U.S. 18-Hour Cities Examples


  • Cleveland, OH: Office-to-residential conversions near Public Square have transformed the downtown experience.
  • Nashville, TN: Music, healthcare, and tech sectors drive both daytime business and a lively nightlife.
  • Denver, CO & Austin, TX: Strong job growth, outdoor amenities, and culture make them classic 18-hour success stories.

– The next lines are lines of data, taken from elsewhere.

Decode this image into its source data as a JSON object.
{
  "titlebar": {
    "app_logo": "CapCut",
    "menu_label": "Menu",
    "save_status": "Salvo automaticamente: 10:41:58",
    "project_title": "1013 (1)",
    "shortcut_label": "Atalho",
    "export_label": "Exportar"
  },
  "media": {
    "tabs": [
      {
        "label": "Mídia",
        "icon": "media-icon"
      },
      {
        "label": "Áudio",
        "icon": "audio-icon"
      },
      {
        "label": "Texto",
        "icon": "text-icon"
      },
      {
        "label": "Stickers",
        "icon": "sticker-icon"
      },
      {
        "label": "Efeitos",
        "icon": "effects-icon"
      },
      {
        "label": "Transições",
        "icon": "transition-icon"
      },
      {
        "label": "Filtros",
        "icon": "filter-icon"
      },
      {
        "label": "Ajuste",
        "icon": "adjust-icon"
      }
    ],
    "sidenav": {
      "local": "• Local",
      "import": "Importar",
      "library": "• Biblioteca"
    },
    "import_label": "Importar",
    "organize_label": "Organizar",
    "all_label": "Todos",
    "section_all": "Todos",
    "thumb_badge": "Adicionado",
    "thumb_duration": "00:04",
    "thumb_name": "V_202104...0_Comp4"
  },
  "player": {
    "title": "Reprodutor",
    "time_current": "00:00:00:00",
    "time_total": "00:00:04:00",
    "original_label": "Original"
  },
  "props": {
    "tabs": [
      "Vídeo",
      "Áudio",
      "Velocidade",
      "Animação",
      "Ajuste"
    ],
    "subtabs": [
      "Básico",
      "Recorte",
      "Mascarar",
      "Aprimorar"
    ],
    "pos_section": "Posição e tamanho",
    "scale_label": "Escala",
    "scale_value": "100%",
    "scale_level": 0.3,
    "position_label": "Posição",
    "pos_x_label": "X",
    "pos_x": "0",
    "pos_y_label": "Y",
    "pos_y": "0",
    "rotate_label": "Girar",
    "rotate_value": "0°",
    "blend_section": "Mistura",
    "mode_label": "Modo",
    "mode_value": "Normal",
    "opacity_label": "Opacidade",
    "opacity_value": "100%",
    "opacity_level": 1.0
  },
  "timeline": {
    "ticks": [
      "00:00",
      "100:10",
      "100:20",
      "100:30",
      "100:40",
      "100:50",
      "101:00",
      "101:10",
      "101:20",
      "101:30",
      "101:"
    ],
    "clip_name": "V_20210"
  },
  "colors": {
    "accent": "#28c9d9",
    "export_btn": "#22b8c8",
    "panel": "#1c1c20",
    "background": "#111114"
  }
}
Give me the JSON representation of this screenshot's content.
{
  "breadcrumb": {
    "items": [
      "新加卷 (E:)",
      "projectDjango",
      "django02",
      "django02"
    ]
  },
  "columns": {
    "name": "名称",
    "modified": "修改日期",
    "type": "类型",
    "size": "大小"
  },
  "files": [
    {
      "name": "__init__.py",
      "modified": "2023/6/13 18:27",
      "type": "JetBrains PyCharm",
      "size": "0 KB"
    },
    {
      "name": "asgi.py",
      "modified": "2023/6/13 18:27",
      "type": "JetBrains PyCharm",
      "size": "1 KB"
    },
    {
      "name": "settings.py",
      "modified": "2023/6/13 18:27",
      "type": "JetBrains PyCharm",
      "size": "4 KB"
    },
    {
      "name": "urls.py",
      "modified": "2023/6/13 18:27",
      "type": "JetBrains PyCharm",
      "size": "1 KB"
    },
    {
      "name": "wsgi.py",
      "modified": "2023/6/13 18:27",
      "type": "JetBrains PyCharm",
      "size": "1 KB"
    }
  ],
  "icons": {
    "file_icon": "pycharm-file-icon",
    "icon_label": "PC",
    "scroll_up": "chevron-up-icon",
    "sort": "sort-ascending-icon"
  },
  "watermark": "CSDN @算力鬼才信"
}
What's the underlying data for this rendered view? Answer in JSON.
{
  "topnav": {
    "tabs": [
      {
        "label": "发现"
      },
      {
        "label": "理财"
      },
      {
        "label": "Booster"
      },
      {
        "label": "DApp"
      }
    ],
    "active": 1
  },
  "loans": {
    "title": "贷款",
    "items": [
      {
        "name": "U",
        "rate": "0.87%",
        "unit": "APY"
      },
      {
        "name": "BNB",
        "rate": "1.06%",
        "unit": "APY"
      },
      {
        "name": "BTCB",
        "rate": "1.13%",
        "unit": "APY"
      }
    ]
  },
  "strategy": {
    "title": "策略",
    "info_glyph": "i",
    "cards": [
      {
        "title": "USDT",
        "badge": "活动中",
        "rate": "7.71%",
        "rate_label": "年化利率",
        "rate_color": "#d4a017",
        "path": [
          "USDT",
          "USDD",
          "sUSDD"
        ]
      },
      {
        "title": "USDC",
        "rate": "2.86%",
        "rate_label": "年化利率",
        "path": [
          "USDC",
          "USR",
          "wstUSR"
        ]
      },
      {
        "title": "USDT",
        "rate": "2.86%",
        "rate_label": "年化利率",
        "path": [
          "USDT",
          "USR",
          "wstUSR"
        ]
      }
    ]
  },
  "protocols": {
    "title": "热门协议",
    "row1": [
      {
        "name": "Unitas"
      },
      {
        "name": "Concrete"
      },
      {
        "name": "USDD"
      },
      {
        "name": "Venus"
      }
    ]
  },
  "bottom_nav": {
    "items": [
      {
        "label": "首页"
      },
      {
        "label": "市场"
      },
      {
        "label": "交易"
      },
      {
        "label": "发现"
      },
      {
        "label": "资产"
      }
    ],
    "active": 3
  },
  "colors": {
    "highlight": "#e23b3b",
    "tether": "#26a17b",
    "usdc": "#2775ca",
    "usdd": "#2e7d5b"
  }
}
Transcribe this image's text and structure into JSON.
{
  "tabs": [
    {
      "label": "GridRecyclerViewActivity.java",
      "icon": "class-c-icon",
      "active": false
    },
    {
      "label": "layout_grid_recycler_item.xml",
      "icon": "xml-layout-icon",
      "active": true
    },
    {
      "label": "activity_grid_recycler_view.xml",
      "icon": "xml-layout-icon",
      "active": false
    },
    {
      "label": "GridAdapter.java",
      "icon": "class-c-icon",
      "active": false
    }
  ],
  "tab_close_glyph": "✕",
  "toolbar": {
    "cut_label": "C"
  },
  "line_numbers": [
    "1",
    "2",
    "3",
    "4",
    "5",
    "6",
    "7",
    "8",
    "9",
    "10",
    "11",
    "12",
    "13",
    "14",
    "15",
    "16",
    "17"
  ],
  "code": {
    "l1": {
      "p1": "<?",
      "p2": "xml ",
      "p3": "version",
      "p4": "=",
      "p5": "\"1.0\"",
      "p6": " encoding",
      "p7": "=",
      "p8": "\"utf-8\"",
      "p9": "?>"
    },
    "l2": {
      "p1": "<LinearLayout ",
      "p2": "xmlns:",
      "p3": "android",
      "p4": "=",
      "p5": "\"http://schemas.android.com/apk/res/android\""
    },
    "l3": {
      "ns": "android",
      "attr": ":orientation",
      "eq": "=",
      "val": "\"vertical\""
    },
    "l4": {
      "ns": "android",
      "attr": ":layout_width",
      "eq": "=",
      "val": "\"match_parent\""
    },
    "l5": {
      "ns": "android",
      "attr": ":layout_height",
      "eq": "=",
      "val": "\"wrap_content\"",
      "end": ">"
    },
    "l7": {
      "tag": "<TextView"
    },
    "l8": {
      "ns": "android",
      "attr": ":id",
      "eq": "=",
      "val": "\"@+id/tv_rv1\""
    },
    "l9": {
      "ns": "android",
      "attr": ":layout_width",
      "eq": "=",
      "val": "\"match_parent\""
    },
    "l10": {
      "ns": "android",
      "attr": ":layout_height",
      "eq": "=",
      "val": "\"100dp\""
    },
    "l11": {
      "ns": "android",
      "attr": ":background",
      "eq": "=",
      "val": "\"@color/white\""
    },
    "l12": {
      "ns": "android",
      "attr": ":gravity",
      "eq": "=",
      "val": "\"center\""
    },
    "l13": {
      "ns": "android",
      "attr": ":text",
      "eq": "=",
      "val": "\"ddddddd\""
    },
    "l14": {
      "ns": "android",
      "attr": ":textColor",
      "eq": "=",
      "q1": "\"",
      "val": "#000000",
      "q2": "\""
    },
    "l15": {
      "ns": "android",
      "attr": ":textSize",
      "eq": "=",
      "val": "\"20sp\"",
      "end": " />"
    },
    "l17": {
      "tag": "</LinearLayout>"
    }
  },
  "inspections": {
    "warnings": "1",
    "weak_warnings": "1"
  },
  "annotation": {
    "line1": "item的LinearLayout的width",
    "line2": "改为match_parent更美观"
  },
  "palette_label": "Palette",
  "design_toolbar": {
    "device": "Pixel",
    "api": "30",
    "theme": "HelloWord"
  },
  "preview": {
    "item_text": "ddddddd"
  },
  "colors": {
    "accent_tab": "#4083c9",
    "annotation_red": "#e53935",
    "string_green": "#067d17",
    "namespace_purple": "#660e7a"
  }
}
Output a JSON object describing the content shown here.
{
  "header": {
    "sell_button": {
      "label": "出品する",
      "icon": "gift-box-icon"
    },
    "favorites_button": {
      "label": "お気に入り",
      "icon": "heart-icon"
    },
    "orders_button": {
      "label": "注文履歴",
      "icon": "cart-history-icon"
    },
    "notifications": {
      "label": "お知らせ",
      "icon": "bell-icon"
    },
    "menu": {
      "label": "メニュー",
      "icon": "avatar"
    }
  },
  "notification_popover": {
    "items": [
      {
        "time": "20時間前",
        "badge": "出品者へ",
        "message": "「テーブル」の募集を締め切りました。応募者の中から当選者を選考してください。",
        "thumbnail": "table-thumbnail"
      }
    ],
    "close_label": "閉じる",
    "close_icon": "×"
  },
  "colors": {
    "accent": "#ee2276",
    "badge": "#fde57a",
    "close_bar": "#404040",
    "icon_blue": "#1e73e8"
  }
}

How Does It Impact Key People Involved?


  1. For Investors: Investors should focus on lifestyle-oriented assets in growing secondary downtowns and adaptive reuse projects such as office-to-residential conversions. These markets combine job growth, affordability, and liveability, offering solid upside with lower pricing risk. Data from JLL and CBRE shows that lifestyle-focused downtowns are seeing faster lease-ups and higher stabilization rates, making them attractive for long-term investment.
  2. For Urban Planners and City Leaders: Urban planners should prioritize placemaking, streamlined conversion approvals, and incentives that promote mixed-use density. Well-designed public spaces and housing conversions consistently boost downtown residency and foot traffic. As Brookings notes, combining public-space upgrades with adaptive reuse projects strengthens both economic activity and community vitality.
  3. For Occupiers and Employers: Employers should consider talent retention and operating costs when choosing locations. Secondary downtowns offer affordable housing, shorter commutes, and vibrant local amenities, improving employee satisfaction and reducing business expenses. According to CBRE, more companies are shifting toward quality workplace ecosystems in liveable, mid-sized metros that support hybrid work and long-term workforce stability.



Risks & Challenges-


Not every 18-hour city is a guaranteed success.

Cities overly dependent on one industry or lacking public transit may struggle to sustain growth. And while 24-hour markets face challenges, they’re not going anywhere; New York, for example, still dominates finance and media sectors.

The key is not to choose one over the other, but to understand where each market’s strengths lie.



Checklist: Questions to Ask to Evaluate an 18-Hour Market


  • Job Growth: Above regional average?
  • Residential Activity: Are conversions and absorption rising?
  • Amenities: Strong transit, dining, culture, and nightlife?
  • Office Fundamentals: Declining vacancy, conversion potential?
  • Policy Environment: Fast permits and supportive incentives?
  • Use market data to guide decisions.


The post-pandemic U.S. urban landscape is evolving fast.

Success is no longer defined by being a global “24-hour” city, rather by balance comprising of affordable housing, local jobs, and authentic community life.

18-hour cities are showing that vibrancy and resilience don’t require nonstop activity, it just requires smart planning, adaptive reuse, and a strong sense of place.